Members of the Faith group at Christ Church Downend teamed up with young people from Bradley Stoke to work with youth groups and children’s organisations in Mbarara.
As they quietly went about their business painting a zebra crossing at an accident hotspot, they were astonished – and delighted - to find themselves featured in a report in one of Uganda’s most popular newspapers, Orumuri.
Youth leader Gary Smart, who travelled with the group, said it was fantastic that the young people’s efforts had captured the imagination of the press.
“It was a busy road – as busy as Gloucester Road. The old zebra crossing had been rubbed away and there had been a few accidents.
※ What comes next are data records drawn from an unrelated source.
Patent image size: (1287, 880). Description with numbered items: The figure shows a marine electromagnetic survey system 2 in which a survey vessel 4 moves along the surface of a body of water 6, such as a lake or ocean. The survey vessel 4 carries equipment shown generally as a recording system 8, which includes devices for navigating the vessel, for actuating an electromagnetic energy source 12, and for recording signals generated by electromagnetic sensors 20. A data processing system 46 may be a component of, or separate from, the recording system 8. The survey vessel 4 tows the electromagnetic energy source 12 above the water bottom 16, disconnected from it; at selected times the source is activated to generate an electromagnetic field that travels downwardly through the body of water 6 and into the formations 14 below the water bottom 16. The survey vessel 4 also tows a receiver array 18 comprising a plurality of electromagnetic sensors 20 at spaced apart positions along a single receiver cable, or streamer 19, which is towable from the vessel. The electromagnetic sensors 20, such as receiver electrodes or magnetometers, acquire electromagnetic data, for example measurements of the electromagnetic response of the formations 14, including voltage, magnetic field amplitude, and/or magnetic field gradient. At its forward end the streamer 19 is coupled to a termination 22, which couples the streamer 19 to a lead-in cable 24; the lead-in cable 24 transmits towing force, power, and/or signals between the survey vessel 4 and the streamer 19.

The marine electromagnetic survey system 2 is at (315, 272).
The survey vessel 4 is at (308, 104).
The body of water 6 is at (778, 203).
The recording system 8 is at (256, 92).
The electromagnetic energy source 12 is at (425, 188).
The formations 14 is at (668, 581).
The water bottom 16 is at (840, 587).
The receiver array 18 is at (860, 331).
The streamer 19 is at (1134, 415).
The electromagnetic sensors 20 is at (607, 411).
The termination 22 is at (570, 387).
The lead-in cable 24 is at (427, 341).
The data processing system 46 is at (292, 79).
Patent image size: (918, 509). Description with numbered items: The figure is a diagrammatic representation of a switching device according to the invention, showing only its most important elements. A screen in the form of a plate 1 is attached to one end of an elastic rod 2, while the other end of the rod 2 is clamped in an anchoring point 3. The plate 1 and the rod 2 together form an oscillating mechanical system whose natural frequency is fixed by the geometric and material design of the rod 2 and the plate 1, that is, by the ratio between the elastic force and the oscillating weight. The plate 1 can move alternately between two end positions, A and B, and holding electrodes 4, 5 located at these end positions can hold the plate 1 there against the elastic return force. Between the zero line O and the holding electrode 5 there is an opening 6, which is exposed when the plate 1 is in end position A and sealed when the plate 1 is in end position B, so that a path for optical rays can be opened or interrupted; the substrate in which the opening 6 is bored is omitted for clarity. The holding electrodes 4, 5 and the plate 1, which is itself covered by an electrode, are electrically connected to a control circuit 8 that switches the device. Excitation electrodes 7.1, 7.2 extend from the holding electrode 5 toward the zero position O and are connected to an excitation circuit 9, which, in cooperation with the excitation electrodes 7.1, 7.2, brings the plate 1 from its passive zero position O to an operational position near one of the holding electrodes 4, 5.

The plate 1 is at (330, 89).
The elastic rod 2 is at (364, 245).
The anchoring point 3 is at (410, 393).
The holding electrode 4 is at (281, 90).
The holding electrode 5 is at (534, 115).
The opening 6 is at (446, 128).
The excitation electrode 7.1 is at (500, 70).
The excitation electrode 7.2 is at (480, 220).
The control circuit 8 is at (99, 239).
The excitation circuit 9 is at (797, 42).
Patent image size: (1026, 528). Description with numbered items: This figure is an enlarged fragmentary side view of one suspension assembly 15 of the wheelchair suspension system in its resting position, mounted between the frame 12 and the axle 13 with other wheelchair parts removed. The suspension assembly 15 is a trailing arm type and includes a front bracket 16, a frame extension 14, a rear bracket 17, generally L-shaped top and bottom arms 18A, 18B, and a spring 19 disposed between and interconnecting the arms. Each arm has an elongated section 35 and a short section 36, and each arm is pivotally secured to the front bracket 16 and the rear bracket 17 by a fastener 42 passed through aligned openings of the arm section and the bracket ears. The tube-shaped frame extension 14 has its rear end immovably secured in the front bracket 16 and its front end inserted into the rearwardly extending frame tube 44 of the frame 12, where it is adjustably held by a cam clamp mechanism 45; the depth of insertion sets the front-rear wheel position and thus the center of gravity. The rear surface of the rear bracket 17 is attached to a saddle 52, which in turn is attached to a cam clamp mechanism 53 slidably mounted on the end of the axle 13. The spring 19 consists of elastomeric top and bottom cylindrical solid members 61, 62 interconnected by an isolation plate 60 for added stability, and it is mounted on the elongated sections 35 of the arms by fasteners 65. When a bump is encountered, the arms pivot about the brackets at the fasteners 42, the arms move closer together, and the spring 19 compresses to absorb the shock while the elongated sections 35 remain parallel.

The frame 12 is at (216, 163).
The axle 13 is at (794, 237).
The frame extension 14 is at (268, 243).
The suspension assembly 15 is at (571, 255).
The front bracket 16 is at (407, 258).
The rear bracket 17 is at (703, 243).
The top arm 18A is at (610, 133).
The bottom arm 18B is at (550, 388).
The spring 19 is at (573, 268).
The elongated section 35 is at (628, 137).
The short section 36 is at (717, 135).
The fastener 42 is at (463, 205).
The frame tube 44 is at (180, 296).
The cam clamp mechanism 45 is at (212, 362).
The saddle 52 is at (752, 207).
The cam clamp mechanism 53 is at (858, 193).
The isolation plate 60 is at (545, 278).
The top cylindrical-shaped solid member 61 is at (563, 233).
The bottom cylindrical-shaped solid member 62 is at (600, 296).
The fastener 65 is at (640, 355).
“We worked with young people from All Saints youth club in Mbarara who asked the equivalent of our council what needed to be done. They said a zebra crossing needed to be repainted but they didn’t have the funds or the manpower to do it. As it was dangerous without a crossing we jointly paid for special paint, marked it out and got on with painting it.
“It created lots of interest. Local people were stopping and asking us what we were doing. People were leaning out of their car windows to say comments such as ‘thank you for your great service’ and ‘thank you for your service to our community’.
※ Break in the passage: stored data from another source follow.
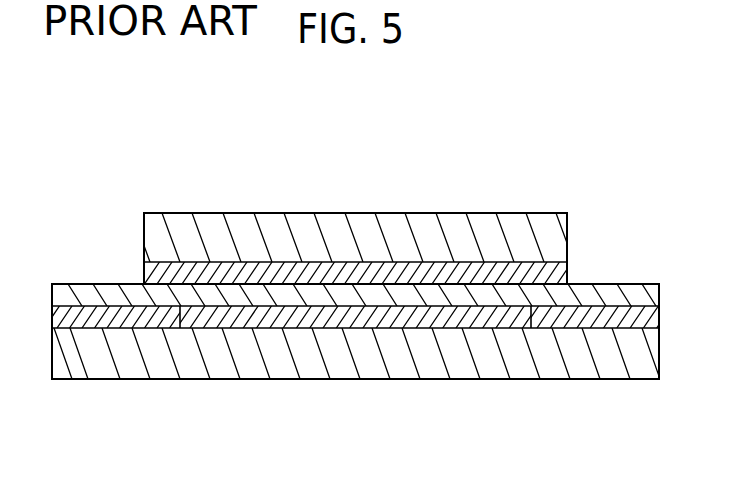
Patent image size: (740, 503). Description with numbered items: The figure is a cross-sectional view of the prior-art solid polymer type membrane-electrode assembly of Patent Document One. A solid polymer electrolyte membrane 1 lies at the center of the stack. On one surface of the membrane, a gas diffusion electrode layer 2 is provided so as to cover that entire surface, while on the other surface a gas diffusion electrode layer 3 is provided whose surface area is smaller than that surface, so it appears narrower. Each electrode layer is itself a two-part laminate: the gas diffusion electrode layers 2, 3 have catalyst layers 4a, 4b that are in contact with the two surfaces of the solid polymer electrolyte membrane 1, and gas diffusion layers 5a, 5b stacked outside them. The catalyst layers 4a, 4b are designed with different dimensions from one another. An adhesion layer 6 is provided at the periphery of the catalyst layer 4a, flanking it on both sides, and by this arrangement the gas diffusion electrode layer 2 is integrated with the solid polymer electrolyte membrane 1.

The solid polymer electrolyte membrane 1 is at (621, 294).
The gas diffusion electrode layer 2 is at (403, 413).
The gas diffusion electrode layer 3 is at (528, 196).
The catalyst layer 4a is at (270, 318).
The catalyst layer 4b is at (171, 278).
The gas diffusion layer 5a is at (543, 350).
The gas diffusion layer 5b is at (215, 243).
The adhesion layer 6 is at (103, 317).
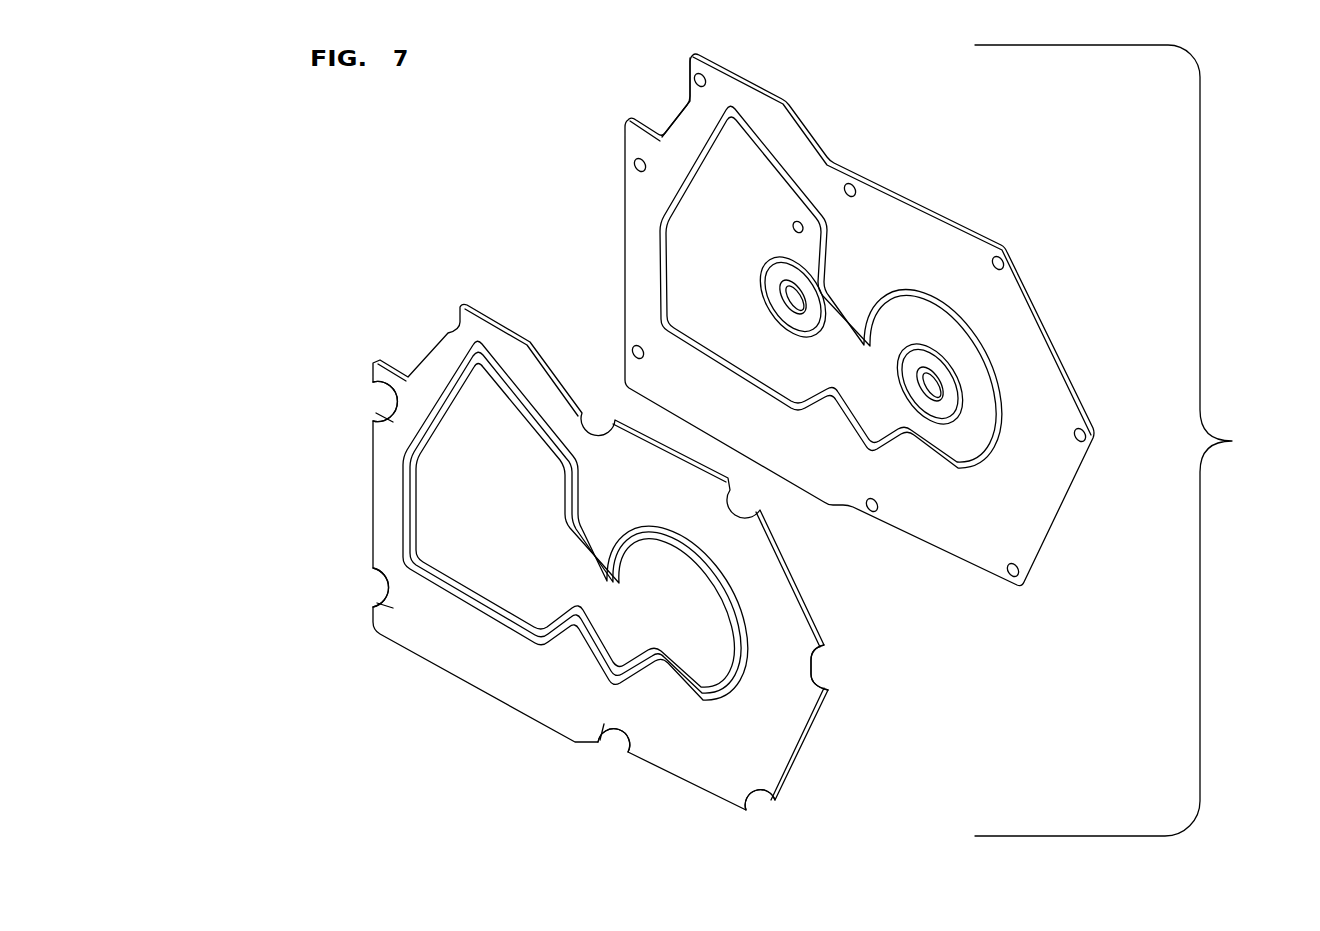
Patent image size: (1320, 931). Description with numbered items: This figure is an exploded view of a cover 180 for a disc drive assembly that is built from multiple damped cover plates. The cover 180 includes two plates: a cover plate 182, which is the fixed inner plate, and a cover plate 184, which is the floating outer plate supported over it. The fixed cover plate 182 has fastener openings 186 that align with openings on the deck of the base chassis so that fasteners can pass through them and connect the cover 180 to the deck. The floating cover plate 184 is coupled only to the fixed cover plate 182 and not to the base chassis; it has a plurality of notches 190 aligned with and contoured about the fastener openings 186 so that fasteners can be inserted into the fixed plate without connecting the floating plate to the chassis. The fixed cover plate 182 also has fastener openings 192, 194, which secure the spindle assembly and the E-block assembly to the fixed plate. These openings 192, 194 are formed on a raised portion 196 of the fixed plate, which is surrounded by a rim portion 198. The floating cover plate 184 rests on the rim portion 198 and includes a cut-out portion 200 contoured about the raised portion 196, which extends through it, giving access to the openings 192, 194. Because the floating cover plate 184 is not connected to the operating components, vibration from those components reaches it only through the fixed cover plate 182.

The cover 180 is at (1128, 440).
The cover plate 182 is at (1035, 288).
The cover plate 184 is at (828, 630).
The fastener openings 186 is at (694, 80).
The notches 190 is at (395, 393).
The fastener opening 192 is at (933, 380).
The fastener opening 194 is at (800, 292).
The raised portion 196 is at (748, 222).
The rim portion 198 is at (692, 162).
The cut-out portion 200 is at (518, 535).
“After we finished the newspaper contacted the local youth group to use one of their photos they had taken so it was a complete surprise when we appeared in the paper. Everyone was really pleased and we all recognised the symbolism of black and white people working together painting black and white lines.”
Matt Brydon, 17, Katie Smart, 18, Lucy Payne, 19, Katie Avent, 21, and Kirsty Whitelock, 21, travelled to the African country at the end of July following seven months of fundraising.
The project – called Youth 2 Youth Uganda 2013 – involved members of the Faith youth group teaming up with young volunteers from Holy Trinity Church in Bradley Stoke to provide drama teaching, sports coaching, health education and first-aid training in schools and projects involving young people.
They also worked with around 250 boys and girls in a children’s development centre in Mukora which looks after the health, social, spiritual and educational care of children from orphaned backgrounds and extreme poverty. The group had been fundraising for seven months to help finance the trip and pay for a legacy of 200 first-aid kits which were given to every family at the centre and sports equipment including footballs, net balls, training cones and sports kits.
Lucy, 19, said: “The people we have met have been amazing. I have enjoyed getting to understand the culture. I’ve learned to try and be more relaxed and not worry and that you can make friends anywhere.”
The youngsters took it in turns to update a blog, posting photos and detailing their exploits.